The Shell Contributory Pension Fund has diversified its growth asset portfolio and reduced its equity holdings in response to concerns about the level of risk.

Last year’s volatile markets and economic uncertainty led to high inflows into alternative assets as European investors sought to diversify away from equities, data from Financial Times service MandateWire showed in February.

We’re seeing a lot of schemes taking steps to reduce risk by reducing holdings or using derivatives

Tim Giles, Aon Hewitt

Speaking during a webcast for members of the SCPF, Clive Hopkins, chair of the scheme’s investment committee, said the main change in investment terms had been the reduction by 10 percentage points in equities.

“We had some unease for some months about the equity market, which seemed to defy gravity.

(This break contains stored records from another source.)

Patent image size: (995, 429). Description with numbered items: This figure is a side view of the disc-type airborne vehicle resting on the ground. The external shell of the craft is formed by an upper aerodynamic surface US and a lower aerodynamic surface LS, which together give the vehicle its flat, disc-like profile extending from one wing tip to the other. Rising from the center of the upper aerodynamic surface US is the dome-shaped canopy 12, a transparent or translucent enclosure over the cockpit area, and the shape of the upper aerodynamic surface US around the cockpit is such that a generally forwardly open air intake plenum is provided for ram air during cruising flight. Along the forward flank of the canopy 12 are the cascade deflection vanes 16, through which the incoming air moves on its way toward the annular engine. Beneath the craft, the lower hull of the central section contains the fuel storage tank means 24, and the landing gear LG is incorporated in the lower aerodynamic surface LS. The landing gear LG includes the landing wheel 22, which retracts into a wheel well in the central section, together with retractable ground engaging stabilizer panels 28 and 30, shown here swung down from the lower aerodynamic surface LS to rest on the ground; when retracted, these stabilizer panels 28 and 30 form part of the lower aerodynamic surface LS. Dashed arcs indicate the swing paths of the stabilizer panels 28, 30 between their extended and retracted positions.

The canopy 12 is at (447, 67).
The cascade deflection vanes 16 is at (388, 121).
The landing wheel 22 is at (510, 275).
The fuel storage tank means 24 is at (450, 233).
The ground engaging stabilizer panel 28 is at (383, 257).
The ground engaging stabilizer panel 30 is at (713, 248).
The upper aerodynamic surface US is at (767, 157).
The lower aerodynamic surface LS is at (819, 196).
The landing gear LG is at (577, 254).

And therefore, after advice and discussion, we took a view in the third quarter of 2015 to sell,” Hopkins said, when explaining the reason for the move.

He added: “We decided it would be wise to make a permanent reduction and within a few days of that decision, which was supported by the board, we sold all of the 10 per cent of equities in a very efficient way. We saved the fund, I think, about £112m by putting the hedge in place.”

He added that some of the money released through disposal of the equities was used to invest in private debt assets.

The scheme introduced a secured lending allocation of 6 per cent and a long-lease property allocation of 2 per cent.

“We will see the fund build up some investments in expert finance loans, in asset-backed securities, infrastructure loans and so on,” Hopkins said.

He added that the scheme would build on the private debt portfolio “slowly and carefully”.

An extra 2 per cent allocation also went into the property, infrastructure and opportunity-driven investment pot.

Flight from equities

Tim Giles, partner at consultancy Aon Hewitt, said there was an “ongoing theme” of schemes reducing their equity holdings to lessen risk.

“We are also seeing a bit more heightened volatility,” he said. “There is this idea of more risk with less return [in equities] so we’re seeing a lot of schemes taking steps to reduce risk by reducing holdings or using derivatives.”

Giles added the upcoming referendum on the UK’s membership of the European Union would only increase pressure on equities.

Challenges of derisking

Roger Mattingly, director at independent trustee company Pan Trustees, said he was also seeing “a desire to seriously look at hedging triggers and volatility in the UK stock market”.

He said, however, that the need for returns priced into many schemes’ recovery plans made derisking a challenge.

“The quest for yield to meet the return needs of the recovery plans is difficult,” he said.

This is compounded by the fact that recovery plan payments are typically made once or twice a year, so schemes risk buying into the market at the wrong time and losing out on returns that might have been generated by more stable contribution schedules, he added.

Gavin Orpin, partner at consultancy LCP, said the scheme’s derivatives overlay had allowed it to protect against equity market falls prior to reducing its allocation.

“They put a hedge in place where equities were higher. They then fell in value but because they had the hedge, they saved the money,” he said.

“If they hadn’t had the hedge in place they would have lost the £112m from general equity market falls.”

Using derivatives when gradually selling out of large equity allocations is not uncommon among large schemes, Orpin said, but he added other schemes looking to reduce their allocation would likely “just sell them”.